Parliament unites to pass Law on Waste

Parliament passed one of the most difficult pieces of environmental legislation, the Law on Waste, May 15 in a rare case of coalition and opposition accord. Of 119 members of parliament (MPs) present, 115 voted in favour of the law, prompting Environment Minister Lászlo Miklós to thank the MPs for their cooperation in passing the crucial legislation.
The Parliamentary Environmental Committee submitted more than 207 proposals to change the cabinet draft of the law. The most problematic issue was the Recycling Fund, securing its control and operations, and calculating future recycling fees. The new legislation matches EU requirements and should see the restarting of recycling programmes for paper, glass, plastic, batteries, old cars, tires, electronic waste, iron packaging materials and bulbs.


Kukan: Slovakia supports US missile defence

Foreign Affairs Minister Eduard Kukan said that Slovakia supports US plans to build its National Missile Defence (NMD) system. Speaking in Bratislava on May 10, Kukan added that Slovakia would also welcome an initiative to create a defensive shield around NATO members.
František Šebej, head of the Slovak integration committee, said that the Anti-Ballistic Missile (ABM) treaty between the US and the Soviet Union preventing the development of missile defence systems was a Cold War relic which should have been eliminated long ago. When the treaty was signed in 1972, he said, there were only two superpowers with ballistic missiles, while today the number is higher.

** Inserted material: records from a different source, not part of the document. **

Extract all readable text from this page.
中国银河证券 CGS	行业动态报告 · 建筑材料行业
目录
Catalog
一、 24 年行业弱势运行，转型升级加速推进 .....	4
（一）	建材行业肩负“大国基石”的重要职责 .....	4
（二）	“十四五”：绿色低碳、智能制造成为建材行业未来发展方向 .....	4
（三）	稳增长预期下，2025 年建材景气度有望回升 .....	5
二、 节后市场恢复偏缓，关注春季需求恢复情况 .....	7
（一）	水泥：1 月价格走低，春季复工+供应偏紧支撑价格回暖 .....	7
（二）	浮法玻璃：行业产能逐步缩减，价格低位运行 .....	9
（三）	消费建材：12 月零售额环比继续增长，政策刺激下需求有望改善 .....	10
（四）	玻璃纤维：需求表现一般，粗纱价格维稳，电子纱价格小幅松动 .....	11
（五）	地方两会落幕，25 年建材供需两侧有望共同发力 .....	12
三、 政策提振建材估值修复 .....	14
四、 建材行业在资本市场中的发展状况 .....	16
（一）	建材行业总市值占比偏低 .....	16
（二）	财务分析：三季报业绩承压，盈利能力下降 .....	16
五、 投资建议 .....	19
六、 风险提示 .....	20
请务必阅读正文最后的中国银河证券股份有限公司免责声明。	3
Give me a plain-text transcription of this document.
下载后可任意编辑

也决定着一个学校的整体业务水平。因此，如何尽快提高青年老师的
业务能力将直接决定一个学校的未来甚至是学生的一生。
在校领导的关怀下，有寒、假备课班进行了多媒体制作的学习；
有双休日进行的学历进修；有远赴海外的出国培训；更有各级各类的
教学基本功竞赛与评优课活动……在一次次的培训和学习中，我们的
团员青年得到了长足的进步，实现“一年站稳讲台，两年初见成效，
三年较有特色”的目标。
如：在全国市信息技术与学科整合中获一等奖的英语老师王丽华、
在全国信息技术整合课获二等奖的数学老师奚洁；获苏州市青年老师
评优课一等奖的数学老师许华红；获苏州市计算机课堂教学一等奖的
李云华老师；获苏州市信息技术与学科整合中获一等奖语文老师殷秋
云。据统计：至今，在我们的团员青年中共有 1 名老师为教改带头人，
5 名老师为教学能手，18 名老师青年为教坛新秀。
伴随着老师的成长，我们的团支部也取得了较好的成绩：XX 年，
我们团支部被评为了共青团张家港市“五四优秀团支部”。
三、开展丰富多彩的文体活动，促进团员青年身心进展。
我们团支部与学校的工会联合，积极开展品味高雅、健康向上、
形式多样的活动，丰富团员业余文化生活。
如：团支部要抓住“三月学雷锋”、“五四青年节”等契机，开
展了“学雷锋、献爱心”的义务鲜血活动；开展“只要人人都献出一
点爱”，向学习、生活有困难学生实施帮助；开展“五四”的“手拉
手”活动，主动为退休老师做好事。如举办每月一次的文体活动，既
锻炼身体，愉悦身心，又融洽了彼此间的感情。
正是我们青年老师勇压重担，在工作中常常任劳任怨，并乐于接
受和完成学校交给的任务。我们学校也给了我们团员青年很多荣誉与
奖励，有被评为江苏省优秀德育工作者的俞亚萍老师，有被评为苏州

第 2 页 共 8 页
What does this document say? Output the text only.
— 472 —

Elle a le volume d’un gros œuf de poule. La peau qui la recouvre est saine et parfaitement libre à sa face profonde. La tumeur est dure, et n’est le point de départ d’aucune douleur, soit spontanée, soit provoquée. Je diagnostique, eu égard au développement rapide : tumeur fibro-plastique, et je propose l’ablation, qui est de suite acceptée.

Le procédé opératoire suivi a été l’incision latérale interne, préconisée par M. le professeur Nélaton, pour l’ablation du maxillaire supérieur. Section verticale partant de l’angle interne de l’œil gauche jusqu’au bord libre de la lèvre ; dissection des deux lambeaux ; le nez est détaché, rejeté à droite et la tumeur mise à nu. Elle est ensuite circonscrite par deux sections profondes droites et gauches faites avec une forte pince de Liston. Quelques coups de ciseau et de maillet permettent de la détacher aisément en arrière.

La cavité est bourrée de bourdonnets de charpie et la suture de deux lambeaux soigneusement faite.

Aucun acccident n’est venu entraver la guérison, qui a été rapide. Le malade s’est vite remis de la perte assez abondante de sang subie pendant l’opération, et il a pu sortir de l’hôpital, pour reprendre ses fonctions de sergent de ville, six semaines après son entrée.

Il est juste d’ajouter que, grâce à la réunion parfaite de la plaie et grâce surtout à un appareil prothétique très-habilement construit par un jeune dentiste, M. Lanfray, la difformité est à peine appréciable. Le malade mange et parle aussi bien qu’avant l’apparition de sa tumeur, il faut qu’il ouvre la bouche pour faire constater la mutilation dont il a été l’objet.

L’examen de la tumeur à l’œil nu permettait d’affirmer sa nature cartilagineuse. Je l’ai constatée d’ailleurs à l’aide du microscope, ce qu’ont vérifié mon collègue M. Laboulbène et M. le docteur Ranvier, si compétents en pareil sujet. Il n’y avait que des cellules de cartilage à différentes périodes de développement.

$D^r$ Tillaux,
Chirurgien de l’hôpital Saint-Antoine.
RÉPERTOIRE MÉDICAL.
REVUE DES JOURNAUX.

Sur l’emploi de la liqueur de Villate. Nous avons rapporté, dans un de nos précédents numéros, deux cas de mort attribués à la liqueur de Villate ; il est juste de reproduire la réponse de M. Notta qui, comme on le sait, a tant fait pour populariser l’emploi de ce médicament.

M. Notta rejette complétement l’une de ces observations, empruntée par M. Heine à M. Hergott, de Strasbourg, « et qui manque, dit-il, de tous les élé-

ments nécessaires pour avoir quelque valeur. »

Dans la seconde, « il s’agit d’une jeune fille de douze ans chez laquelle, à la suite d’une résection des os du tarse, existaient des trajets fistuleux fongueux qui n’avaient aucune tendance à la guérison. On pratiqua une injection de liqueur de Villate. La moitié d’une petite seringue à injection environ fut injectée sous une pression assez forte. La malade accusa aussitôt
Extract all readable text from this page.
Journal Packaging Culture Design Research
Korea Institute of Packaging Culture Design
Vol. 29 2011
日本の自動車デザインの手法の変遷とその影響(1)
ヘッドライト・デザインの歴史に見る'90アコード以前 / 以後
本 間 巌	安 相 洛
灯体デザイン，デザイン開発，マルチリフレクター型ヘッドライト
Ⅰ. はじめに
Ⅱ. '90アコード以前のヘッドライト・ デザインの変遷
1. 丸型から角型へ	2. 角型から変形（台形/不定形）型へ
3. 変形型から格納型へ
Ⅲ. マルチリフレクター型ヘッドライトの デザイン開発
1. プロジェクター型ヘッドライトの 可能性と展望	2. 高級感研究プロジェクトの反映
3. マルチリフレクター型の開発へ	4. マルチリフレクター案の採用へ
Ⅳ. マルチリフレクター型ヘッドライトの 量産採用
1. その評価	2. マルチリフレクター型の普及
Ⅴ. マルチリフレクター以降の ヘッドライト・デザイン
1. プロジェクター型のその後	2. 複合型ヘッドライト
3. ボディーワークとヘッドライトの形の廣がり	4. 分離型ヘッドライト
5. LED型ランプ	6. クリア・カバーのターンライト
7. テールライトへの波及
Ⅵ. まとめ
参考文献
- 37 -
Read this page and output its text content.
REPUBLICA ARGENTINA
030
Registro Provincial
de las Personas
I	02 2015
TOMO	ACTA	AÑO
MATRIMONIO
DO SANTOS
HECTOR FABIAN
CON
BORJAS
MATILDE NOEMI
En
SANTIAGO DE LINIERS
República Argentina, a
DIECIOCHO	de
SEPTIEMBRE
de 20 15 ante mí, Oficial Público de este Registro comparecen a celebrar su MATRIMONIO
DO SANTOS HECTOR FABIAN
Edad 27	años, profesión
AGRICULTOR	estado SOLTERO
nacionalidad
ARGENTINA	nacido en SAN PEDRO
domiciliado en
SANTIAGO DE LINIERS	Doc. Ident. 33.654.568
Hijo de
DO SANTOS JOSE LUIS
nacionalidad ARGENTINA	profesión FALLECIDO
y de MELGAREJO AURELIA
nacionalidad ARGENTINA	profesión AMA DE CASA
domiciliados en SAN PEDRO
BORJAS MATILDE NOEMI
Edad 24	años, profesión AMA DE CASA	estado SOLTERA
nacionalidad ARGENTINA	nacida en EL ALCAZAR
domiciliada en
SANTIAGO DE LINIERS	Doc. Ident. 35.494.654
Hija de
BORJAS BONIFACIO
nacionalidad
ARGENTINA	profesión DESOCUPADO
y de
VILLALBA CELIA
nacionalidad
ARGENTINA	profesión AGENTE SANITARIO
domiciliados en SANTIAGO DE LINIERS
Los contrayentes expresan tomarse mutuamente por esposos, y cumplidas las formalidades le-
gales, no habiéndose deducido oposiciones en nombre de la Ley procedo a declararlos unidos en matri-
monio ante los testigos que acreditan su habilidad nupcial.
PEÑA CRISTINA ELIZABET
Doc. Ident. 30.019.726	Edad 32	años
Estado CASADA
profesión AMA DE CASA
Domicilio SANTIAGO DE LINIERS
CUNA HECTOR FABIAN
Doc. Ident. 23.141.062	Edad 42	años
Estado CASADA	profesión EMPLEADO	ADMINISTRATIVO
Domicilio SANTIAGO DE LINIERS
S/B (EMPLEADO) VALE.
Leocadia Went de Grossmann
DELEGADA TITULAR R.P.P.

Mária Kadlečíková nominated for Hamžík's post

Ousted Deputy PM for Integration Pavol Hamžík nominated Party of Civic Understanding (SOP) colleague Mária Kadlečíková as his replacement on May 14. Kadlečíková said she would try to bring more transparency to the distribution and funding of projects sponsored by the European Union.
Kadlečíková added that communication between government departments needed improvement. Hamžík was fired after he allegedly failed to inform Prime Minister Mikuláš Dzurinda that the EC had sent a letter expressing concern over how EU funds were being distributed some three weeks before the media reported the situation.